# Final Report — Brain Tumor XAI (Improved)
**Author:** Ajaychary Kandukuri

This notebook reproduces evaluation and visualizes explainability outputs (Grad-CAM, Integrated Gradients) for the Brain Tumor XAI project.

**Notes**
- Run cells from top to bottom.
- Paths assume your repo root contains: `data/processed`, `checkpoints/best_model.pth`, `outputs/xai_demo_from_train` and `outputs/streamlit_xai`.
- If the notebook is inside `reports/`, the first code cell will adjust the working directory to project root.


In [1]:
# Environment & imports — robust to cwd / import problems
import sys
from pathlib import Path
import os
import numpy as np
import matplotlib.pyplot as plt
from PIL import Image
import torch
import torch.nn as nn
from torchvision import transforms, models, datasets
from torch.utils.data import DataLoader

# Detect project root and set cwd so relative paths work whether notebook sits in /reports or repo root
NB_PATH = Path.cwd()
if (NB_PATH / "scripts").exists() and (NB_PATH / "data").exists():
    PROJECT_ROOT = NB_PATH
elif (NB_PATH / ".." / "scripts").resolve().exists():
    PROJECT_ROOT = (NB_PATH / "..").resolve()
else:
    # fallback: assume current working dir is project root
    PROJECT_ROOT = NB_PATH

os.chdir(PROJECT_ROOT)
print("Working directory set to project root:", PROJECT_ROOT)

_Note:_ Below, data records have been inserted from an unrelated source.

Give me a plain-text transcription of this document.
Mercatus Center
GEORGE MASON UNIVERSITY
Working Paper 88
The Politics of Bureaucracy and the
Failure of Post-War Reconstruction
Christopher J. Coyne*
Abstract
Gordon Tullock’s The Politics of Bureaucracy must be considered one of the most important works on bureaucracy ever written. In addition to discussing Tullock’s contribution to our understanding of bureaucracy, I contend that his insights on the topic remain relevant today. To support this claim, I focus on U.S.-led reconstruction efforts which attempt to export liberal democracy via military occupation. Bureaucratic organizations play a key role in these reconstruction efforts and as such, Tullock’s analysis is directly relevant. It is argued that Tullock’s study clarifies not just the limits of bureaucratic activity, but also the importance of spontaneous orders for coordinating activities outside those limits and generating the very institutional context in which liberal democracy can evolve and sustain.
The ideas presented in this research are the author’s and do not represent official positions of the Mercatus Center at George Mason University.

# Paths used throughout the notebook
DATA_ROOT = PROJECT_ROOT / "data" / "processed"
CHECKPOINT = PROJECT_ROOT / "checkpoints" / "best_model.pth"
OUT_XAI_TRAIN = PROJECT_ROOT / "outputs" / "xai_demo_from_train"
OUT_XAI_STREAM = PROJECT_ROOT / "outputs" / "streamlit_xai"

print("Paths:")
print(" DATA_ROOT:", DATA_ROOT)
print(" CHECKPOINT:", CHECKPOINT)
print(" OUT_XAI_TRAIN:", OUT_XAI_TRAIN)
print(" OUT_XAI_STREAM:", OUT_XAI_STREAM)

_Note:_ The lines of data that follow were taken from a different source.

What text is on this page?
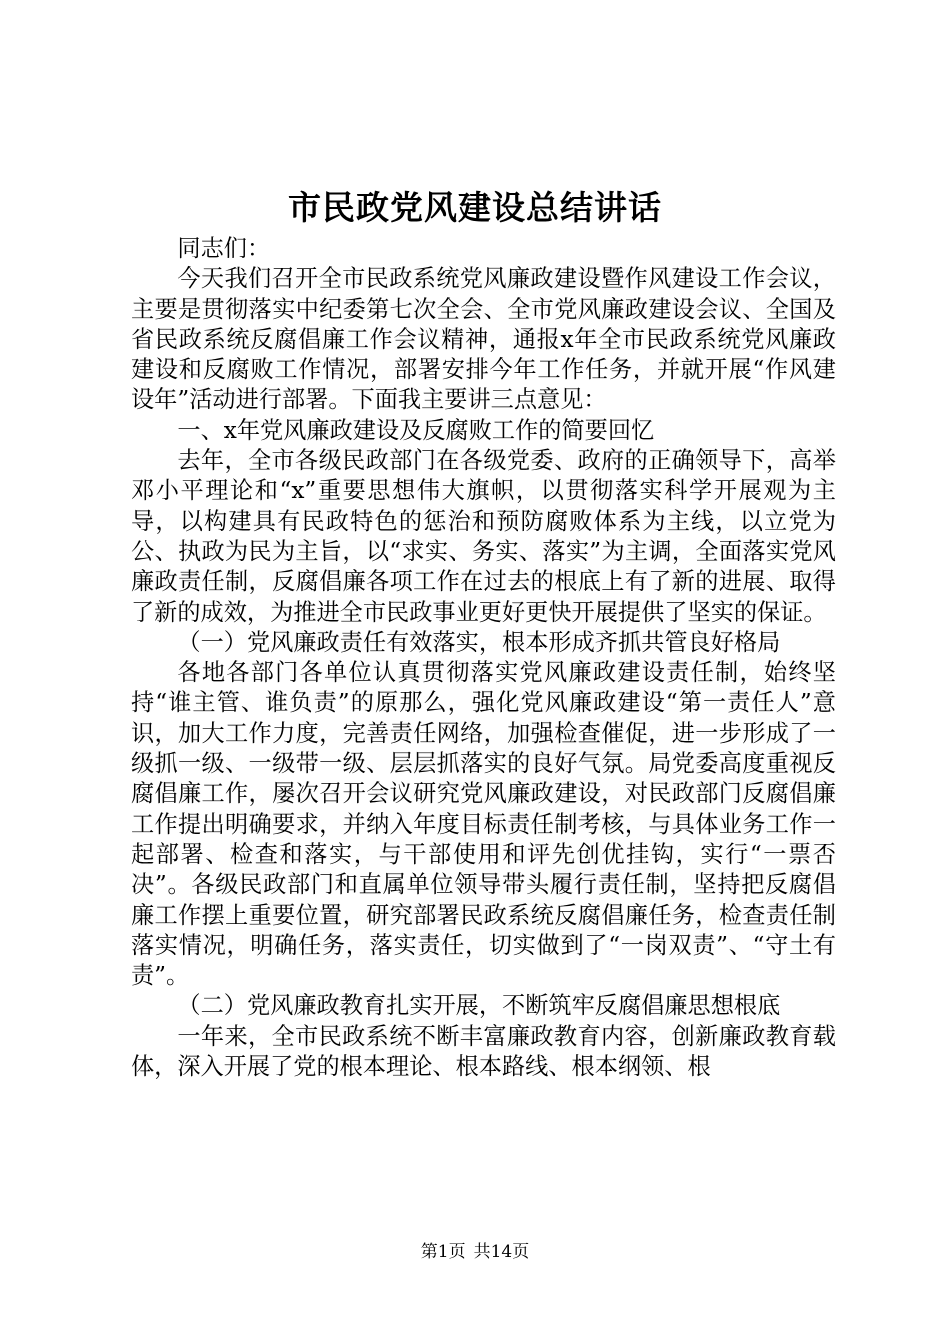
市民政党风建设总结讲话

同志们：

今天我们召开全市民政系统党风廉政建设暨作风建设工作会议，主要是贯彻落实中纪委第七次全会、全市党风廉政建设会议、全国及省民政系统反腐倡廉工作会议精神，通报x年全市民政系统党风廉政建设和反腐败工作情况，部署安排今年工作任务，并就开展“作风建设年”活动进行部署。下面我主要讲三点意见：

一、x年党风廉政建设及反腐败工作的简要回忆

去年，全市各级民政部门在各级党委、政府的正确领导下，高举邓小平理论和“x”重要思想伟大旗帜，以贯彻落实科学开展观为主导，以构建具有民政特色的惩治和预防腐败体系为主线，以立党为公、执政为民为主旨，以“求实、务实、落实”为主调，全面落实党风廉政责任制，反腐倡廉各项工作在过去的根底上有了新的进展、取得了新的成效，为推进全市民政事业更好更快开展提供了坚实的保证。

（一）党风廉政责任有效落实，根本形成齐抓共管良好格局

各地各部门各单位认真贯彻落实党风廉政建设责任制，始终坚持“谁主管、谁负责”的原那么，强化党风廉政建设“第一责任人”意识，加大工作力度，完善责任网络，加强检查催促，进一步形成了一级抓一级、一级带一级、层层抓落实的良好气氛。局党委高度重视反腐倡廉工作，屡次召开会议研究党风廉政建设，对民政部门反腐倡廉工作提出明确要求，并纳入年度目标责任制考核，与具体业务工作一起部署、检查和落实，与干部使用和评先创优挂钩，实行“一票否决”。各级民政部门和直属单位领导带头履行责任制，坚持把反腐倡廉工作摆上重要位置，研究部署民政系统反腐倡廉任务，检查责任制落实情况，明确任务，落实责任，切实做到了“一岗双责”、“守土有责”。

（二）党风廉政教育扎实开展，不断筑牢反腐倡廉思想根底

一年来，全市民政系统不断丰富廉政教育内容，创新廉政教育载体，深入开展了党的根本理论、根本路线、根本纲领、根

第1页 共14页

# Ensure matplotlib inline display
%matplotlib inline


Working directory set to project root: C:\Users\ajayc\Documents\xai_brain_tumor
Paths:
 DATA_ROOT: C:\Users\ajayc\Documents\xai_brain_tumor\data\processed
 CHECKPOINT: C:\Users\ajayc\Documents\xai_brain_tumor\checkpoints\best_model.pth
 OUT_XAI_TRAIN: C:\Users\ajayc\Documents\xai_brain_tumor\outputs\xai_demo_from_train
 OUT_XAI_STREAM: C:\Users\ajayc\Documents\xai_brain_tumor\outputs\streamlit_xai


In [2]:
# Dynamic import of scripts/xai_extended.py so notebook won't fail due to sys.path issues
import importlib.util
XAI_PATH = PROJECT_ROOT / "scripts" / "xai_extended.py"
if not XAI_PATH.exists():
    raise FileNotFoundError(f"Expected xai_extended.py at {XAI_PATH}; please ensure file exists.")

spec = importlib.util.spec_from_file_location("xai_extended", str(XAI_PATH))
xai_mod = importlib.util.module_from_spec(spec)
spec.loader.exec_module(xai_mod)

# Functions we'll use
load_model = getattr(xai_mod, "load_model", None)
explain_image_with_models = getattr(xai_mod, "explain_image_with_models", None)
print("Loaded explain_image_with_models:", explain_image_with_models is not None)


  from .autonotebook import tqdm as notebook_tqdm


Loaded explain_image_with_models: True


In [None]:
# Dataset counts and sample images
from collections import Counter
import matplotlib.pyplot as plt

def class_counts(folder: Path):
    if not folder.exists():
        return {}
    counts = {}
    for d in sorted([p for p in folder.iterdir() if p.is_dir()]):
        counts[d.name] = len(list(d.glob("*.*")))
    return counts

print("Train counts:", class_counts(DATA_ROOT / "train"))
print("Val counts:  ", class_counts(DATA_ROOT / "val"))
print("Test counts: ", class_counts(DATA_ROOT / "test"))

# Show up to 4 samples from each class in test
fig, axs = plt.subplots(2,4, figsize=(12,6))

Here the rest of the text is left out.